Anybody who's seen a dog suffer knows they're sentient.

But when we drop down to frogs, are they conscious? The electric shock test still holds so we can intuit they might have sentience. They exhibit some intelligence in their interactions with the world-- not much, but some. But are they conscious? Does that green frog over there know who it is? I suspect not.

Do ants and flies? Is suspect that not only are ants and flies not conscious but they maybe non-sentient as well. Ants might flee a noxious substance but do they do it out of pain or is this an avoidance circuit of some sort, devoid of actual feeling?

These are important questions as we start to create truly intelligent systems. I think consciousness derives from the mechanism in the brain that models the behavior of other agents. One way-- perhaps the only way earth organisms have created-- is to model oneself as interacting with those agents. I suspect here-- the modeling of oneself-- is the origin of the little homunculus inside that is consciousness.

It is a common trope in SF that systems of sufficient complexity become conscious. Sometimes they become sentient as well. Neither of these propositions is inevitable or even likely. I think consciousness in organisms was selected for just like any other phenotype. Therefore, it derives from an organism's heritage and has value that is then supported at significant cost. The human brain uses up to 20% of the calories absorbed by the organism. It is unreasonable for that 20% to be preserved if it is merely a parasitical accident.

We must be prepared for artificial intelligences that have no consciousness or sentience. Or AIs that have only consciousness. Or have only sentience. Humans in their design select for intelligent systems.
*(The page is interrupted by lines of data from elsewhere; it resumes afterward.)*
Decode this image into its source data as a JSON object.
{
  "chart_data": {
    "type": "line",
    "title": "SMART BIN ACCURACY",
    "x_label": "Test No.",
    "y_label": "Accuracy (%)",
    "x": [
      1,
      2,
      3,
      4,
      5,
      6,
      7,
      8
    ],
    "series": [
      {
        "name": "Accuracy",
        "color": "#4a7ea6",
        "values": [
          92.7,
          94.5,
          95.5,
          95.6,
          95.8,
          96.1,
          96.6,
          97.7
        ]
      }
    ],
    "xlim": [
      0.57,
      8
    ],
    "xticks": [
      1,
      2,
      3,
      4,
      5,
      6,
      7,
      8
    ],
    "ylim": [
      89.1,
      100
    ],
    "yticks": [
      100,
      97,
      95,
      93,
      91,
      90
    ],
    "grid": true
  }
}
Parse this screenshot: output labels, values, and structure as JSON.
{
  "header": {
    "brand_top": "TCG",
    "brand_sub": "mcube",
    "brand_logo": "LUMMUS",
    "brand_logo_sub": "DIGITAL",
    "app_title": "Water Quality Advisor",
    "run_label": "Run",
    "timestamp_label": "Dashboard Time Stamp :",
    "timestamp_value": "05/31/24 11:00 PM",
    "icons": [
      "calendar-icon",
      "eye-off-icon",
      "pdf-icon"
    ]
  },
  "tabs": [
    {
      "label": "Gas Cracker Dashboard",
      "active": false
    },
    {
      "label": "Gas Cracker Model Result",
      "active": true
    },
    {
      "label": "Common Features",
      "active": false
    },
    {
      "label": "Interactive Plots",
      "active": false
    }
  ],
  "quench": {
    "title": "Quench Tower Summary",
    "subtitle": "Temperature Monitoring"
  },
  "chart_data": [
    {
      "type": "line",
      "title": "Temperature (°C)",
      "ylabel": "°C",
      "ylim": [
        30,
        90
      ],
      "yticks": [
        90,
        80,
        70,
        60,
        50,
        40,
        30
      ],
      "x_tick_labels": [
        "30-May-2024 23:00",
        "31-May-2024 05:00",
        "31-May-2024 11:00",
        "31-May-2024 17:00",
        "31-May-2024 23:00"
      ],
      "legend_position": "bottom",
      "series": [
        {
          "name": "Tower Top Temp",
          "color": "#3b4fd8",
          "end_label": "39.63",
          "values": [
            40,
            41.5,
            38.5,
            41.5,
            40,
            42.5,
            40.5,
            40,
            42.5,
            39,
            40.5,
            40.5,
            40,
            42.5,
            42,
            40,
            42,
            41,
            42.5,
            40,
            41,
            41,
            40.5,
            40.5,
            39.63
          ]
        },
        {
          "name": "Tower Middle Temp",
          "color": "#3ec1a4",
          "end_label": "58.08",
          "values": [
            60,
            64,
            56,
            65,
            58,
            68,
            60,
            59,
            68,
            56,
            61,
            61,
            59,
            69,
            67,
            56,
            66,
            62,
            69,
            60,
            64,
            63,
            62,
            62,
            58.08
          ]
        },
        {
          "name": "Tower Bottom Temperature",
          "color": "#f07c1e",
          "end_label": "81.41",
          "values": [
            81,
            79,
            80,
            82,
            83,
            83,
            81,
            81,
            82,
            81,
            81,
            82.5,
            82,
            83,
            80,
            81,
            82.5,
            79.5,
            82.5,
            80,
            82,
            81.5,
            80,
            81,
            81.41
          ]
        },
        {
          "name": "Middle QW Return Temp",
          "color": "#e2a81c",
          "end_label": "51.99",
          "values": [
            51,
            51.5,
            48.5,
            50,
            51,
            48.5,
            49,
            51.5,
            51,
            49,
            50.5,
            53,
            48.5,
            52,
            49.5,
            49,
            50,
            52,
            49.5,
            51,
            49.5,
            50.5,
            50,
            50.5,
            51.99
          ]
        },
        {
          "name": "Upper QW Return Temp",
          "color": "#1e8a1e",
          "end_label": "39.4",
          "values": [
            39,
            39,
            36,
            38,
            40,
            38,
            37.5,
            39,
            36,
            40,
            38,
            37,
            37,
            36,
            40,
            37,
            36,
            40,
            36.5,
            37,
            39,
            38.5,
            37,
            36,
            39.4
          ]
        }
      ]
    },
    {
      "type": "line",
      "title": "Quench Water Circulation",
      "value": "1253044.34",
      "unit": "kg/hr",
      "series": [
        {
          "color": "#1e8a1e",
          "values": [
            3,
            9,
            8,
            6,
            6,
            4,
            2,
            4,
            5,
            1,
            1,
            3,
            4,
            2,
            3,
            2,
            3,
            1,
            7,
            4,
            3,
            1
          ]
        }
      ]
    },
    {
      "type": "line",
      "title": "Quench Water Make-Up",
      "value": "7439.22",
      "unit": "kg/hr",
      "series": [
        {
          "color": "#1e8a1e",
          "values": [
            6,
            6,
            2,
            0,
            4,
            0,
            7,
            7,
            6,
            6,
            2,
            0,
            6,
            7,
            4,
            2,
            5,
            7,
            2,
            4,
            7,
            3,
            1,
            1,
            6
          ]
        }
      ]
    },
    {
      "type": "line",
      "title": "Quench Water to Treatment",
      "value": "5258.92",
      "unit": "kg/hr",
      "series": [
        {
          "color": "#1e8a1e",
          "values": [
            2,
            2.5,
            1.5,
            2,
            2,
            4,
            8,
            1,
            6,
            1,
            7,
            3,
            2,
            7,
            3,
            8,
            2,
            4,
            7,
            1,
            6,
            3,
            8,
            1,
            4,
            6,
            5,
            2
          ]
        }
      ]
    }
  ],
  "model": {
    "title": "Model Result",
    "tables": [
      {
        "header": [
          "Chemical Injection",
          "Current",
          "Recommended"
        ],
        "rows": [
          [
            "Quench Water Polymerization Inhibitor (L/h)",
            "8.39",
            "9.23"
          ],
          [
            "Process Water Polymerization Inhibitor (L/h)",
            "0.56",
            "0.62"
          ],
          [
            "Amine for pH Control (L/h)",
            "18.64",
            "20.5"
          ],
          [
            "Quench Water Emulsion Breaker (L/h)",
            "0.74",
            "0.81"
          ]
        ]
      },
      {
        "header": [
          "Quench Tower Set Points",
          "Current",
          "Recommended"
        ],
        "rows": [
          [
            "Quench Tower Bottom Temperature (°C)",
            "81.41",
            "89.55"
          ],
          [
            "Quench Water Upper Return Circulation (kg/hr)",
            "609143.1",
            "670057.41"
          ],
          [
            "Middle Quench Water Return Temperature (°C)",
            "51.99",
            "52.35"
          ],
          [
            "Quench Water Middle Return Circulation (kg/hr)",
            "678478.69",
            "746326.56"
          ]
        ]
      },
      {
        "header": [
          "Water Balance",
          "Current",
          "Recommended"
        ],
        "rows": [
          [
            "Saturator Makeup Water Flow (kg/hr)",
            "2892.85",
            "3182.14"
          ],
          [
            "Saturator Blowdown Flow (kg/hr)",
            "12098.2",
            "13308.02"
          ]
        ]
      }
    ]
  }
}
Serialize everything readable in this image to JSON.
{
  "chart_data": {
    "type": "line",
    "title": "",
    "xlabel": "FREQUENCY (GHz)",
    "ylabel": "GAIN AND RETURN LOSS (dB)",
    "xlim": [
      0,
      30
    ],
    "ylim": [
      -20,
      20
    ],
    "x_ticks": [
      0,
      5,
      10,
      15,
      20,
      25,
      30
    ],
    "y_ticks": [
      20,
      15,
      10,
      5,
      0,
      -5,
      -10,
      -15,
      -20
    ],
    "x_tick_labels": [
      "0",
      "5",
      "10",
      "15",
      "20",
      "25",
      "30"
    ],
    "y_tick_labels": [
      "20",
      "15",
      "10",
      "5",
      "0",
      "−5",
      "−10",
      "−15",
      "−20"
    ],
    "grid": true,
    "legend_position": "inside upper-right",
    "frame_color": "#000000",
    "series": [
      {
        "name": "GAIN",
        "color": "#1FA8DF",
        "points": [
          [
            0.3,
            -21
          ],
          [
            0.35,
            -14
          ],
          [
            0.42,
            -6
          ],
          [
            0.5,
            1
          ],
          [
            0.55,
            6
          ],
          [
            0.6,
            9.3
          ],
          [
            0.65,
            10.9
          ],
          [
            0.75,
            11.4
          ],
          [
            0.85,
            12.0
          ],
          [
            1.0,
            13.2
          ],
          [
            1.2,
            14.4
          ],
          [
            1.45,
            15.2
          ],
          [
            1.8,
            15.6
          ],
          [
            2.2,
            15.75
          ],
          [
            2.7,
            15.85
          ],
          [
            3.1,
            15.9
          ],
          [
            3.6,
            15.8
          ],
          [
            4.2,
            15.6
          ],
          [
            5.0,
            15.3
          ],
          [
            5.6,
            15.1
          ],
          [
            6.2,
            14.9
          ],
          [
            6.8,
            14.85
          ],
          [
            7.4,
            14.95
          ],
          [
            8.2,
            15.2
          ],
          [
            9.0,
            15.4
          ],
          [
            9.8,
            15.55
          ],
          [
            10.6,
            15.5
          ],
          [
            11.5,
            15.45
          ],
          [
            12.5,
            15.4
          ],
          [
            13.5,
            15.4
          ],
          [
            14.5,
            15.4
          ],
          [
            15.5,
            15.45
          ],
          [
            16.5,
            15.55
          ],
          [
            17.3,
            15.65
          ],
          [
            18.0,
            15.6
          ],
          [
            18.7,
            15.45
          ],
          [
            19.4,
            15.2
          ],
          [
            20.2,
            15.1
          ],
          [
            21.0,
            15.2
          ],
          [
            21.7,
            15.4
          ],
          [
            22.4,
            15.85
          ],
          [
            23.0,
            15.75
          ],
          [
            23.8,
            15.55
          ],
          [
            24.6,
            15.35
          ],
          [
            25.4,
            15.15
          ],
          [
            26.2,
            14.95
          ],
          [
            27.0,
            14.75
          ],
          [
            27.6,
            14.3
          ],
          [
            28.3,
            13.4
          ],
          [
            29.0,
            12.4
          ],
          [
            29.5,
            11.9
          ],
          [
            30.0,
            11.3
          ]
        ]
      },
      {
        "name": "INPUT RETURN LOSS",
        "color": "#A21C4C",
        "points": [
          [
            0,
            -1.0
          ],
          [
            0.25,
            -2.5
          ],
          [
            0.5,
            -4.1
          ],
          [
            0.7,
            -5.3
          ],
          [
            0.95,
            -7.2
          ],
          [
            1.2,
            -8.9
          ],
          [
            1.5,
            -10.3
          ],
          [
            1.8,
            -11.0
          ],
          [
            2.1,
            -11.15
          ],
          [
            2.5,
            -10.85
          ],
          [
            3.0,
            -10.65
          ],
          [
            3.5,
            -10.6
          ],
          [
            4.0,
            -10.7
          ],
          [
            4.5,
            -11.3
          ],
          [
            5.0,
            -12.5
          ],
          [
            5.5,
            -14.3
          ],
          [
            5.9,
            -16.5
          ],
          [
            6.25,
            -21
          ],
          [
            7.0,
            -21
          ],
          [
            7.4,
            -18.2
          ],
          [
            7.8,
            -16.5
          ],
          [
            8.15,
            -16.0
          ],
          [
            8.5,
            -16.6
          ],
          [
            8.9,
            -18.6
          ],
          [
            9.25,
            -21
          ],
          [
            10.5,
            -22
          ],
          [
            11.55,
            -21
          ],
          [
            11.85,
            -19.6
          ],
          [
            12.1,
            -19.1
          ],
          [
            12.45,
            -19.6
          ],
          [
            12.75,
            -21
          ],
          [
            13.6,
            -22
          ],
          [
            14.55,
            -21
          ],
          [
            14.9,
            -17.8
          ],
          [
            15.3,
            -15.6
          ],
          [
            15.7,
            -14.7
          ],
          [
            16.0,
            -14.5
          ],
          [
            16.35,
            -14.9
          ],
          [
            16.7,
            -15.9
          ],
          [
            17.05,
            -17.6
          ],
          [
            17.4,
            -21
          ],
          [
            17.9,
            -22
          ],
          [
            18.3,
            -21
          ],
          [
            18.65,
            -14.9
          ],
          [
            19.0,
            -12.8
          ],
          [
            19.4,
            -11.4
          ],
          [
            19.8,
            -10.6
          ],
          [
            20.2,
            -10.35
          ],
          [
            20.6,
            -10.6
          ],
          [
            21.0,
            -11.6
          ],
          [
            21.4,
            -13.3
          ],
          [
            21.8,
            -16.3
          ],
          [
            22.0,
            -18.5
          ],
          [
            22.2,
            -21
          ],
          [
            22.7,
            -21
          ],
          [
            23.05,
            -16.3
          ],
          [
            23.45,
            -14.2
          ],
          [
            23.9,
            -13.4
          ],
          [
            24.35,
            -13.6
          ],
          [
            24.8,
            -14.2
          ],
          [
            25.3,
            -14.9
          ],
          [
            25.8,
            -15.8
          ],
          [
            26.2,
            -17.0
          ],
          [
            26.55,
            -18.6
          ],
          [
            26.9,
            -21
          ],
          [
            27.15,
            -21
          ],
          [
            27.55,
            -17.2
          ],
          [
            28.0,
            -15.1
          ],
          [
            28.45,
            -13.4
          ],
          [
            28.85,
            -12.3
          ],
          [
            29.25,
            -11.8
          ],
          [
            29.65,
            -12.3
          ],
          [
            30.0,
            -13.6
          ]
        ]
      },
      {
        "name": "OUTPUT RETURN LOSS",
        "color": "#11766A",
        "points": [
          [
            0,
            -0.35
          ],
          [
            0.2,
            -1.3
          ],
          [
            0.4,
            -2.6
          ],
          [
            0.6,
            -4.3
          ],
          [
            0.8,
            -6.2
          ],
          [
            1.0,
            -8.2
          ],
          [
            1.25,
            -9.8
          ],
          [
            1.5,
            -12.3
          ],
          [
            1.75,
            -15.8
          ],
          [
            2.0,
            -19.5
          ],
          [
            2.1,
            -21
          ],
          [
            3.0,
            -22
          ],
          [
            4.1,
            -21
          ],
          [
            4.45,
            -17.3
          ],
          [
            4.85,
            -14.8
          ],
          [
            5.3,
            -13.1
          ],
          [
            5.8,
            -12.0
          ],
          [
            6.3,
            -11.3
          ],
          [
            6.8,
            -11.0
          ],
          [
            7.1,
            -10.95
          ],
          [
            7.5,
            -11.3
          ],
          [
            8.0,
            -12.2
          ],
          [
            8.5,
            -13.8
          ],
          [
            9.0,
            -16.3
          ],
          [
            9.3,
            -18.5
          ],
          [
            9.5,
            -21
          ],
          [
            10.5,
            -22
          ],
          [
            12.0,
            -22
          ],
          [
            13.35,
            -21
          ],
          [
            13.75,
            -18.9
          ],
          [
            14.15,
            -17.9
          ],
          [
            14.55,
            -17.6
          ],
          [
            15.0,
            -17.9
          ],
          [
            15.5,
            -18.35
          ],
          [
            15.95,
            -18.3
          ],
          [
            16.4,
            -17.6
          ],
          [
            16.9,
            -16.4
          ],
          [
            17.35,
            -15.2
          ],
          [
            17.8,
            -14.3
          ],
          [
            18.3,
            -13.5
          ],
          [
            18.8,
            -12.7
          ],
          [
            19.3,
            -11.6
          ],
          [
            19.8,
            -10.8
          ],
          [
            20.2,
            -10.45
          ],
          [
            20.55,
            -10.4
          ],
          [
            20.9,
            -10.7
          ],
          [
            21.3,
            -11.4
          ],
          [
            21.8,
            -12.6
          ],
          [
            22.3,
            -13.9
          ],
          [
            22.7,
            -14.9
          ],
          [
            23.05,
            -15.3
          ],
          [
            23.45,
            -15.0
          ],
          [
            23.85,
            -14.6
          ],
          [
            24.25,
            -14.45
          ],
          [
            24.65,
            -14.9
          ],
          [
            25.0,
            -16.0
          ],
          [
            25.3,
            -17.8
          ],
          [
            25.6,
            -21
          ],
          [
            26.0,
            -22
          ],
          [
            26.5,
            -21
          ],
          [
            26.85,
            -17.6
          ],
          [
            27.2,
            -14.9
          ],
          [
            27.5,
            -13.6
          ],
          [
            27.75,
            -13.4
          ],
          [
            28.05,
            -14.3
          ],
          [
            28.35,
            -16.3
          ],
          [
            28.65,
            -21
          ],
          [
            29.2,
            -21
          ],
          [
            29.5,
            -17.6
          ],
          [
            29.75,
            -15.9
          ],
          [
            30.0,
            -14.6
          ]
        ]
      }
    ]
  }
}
We like smart cars, phones and airplanes.

The Human Brain Project has, as part of its research, the full simulation of human brains in silicon. Other animals will also be modeled. Is a rat modeled in silicon sentient? Does it suffer?

I think that's likely.

Is a human brain modeled in silicon conscious? I think that's likely as well.

In 2014, the K supercomputer was used to model 1 second of human brain activity. It took 40 minutes and modeled only 1% of the actual neuron and synapse population. What is 1% of a human being? Is it enough to experience consciousness and sentience? Was that one second an eternity of pain for the equivalent of a severely coginitively impared human being?

Forget our moral obligations to an AI, what are our moral obligations to a simulated human being? A simulated dog?